An ultrasonic-wave diagnosis apparatus is a non-invasive and highly safe medical diagnostic device for the human body and has a small apparatus scale compared with other medical image diagnosis apparatuses such as an X-ray diagnosis apparatus and a magnetic resonance imaging (MRI) apparatus. In addition, since the apparatus is capable of displaying in real time the state of motion of an examination target such as pulsation of the heart or movement of the fetus by simple operation of simply causing an ultrasonic-wave probe to abut from the body surface, the apparatus plays an important role in the medical care of today.
In the ultrasonic-wave diagnosis apparatus, ultrasonic waves are transmitted into a subject by supplying high-voltage drive signals to each of a plurality of oscillators incorporated in the ultrasonic-wave probe. The reflected waves of ultrasonic waves generated by differences in acoustic impedance of living tissues in the subject are received by each of a plurality of oscillator elements, and images are generated based on the reflected waves received by the ultrasonic-wave probe.
A transmission circuit which supplies high-voltage drive signals to each of the oscillators built in the ultrasonic-wave probe is composed of a high-withstand-voltage device so that high-voltage signals of Vpeak to peak of several tens to a hundred and several tens can be generated. Normally, a device with a structure that relaxes the electric field intensity between a drain and a gate such as laterally diffused MOS (LDMOS) is used for a high-withstand-voltage metal-oxide-semiconductor field effect transistor (MOSFET), and it requires an extremely large area to ensure a drift region between the drain and the gate. Therefore, when the transmission circuit is to be realized as an integrated circuit (IC: Integrated Circuit) on silicon, a large area is required.
On the other hand, since the reflected waves from the living tissues in the subject are affected by attenuation and diffusion in the living body, the amplitude of the reception signal subjected to acoustic-electric conversion by each oscillator is extremely small, and the reception circuit for subjecting this to amplification and signal processing is composed of a low-voltage device for the sake of low noise, low power consumption and small area.
Herein, each of the oscillators in the ultrasonic-wave probe is a transducer in which the same element carries out both of electric-acoustic and acoustic-electric, and both of the transmission circuit for supplying a high voltage to the same element and the reception circuit for receiving minute reception signals are connected. In this case, a switch is normally inserted between the oscillator and the reception circuit so that the reception circuit composed of the low-voltage device is not electrically destroyed when the transmission circuit supplies the high-voltage drive signal to the oscillator. This switch is referred to as a transmission/reception separation switch.

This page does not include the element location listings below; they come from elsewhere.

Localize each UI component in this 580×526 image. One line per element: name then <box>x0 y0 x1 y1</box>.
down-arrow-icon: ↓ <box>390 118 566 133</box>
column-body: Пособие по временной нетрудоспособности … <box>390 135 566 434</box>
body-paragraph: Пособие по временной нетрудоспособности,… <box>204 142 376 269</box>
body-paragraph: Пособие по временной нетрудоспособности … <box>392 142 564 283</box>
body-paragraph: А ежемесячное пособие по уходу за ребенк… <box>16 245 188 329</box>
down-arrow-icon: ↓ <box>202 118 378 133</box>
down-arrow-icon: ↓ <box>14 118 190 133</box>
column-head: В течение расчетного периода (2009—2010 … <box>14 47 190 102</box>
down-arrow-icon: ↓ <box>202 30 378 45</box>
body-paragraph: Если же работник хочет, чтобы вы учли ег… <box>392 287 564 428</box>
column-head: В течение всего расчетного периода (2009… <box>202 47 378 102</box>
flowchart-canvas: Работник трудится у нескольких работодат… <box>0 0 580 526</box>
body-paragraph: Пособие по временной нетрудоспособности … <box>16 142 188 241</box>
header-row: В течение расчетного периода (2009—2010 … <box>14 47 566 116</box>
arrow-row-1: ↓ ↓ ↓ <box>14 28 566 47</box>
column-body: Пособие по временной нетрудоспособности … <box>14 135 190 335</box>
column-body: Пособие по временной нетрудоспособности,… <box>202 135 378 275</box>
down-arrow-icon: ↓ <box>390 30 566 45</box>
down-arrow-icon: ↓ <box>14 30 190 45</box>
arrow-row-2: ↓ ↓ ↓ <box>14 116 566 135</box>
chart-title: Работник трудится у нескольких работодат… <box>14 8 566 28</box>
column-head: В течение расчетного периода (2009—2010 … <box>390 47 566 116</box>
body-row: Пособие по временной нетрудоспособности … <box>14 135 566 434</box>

The transmission/reception separation switch becomes a switch-off state in a case of transmission to separate the reception circuit from the high-voltage drive signal generated by the transmission circuit and prevent electrical destruction. It becomes a switch-on state in a case of reception and has a role of causing minute reception signals from the oscillator to pass through with low loss. From the above roles, the transmission/reception separation switch is required to have electrical characteristics that can withstand high-voltage signals, and it is necessary to construct it with a high-withstand-voltage device.
In recent years, an ultrasonic-wave diagnosis apparatus capable of obtaining three-dimensional stereoscopic images has been developed, and examination efficiency can be improved by obtaining a tomographic image by specifying an arbitrary cross section from the three-dimensional stereoscopic image. For three-dimensional image-pickup, the oscillators in the ultrasonic-wave probe have to be changed from a conventional one-dimensional arrangement to a two-dimensional arrangement, and the number of the oscillators is increased to the second power compared with a conventional ultrasonic-wave probe. In this case, since it is practically impossible to increase the number of cables connecting the ultrasonic-wave probe and a main-device body to the second power, reception signals which have undergone reduction by phase-adjustment addition in the ultrasonic-wave probe have to be transferred to the main-body device via the cables. In order to realize the phase-adjustment addition in the ultrasonic-wave probe like this, the functions of transmission/reception and phase-adjustment addition are realized as a beamformer IC, transmission/reception circuits are disposed respectively for the oscillators in the IC to prepare pads electrically connected to the oscillators by one-to-one correspondence, and peripheral pads for transmitting outputs after the phase-adjustment addition to the main-body device are prepared separately from them.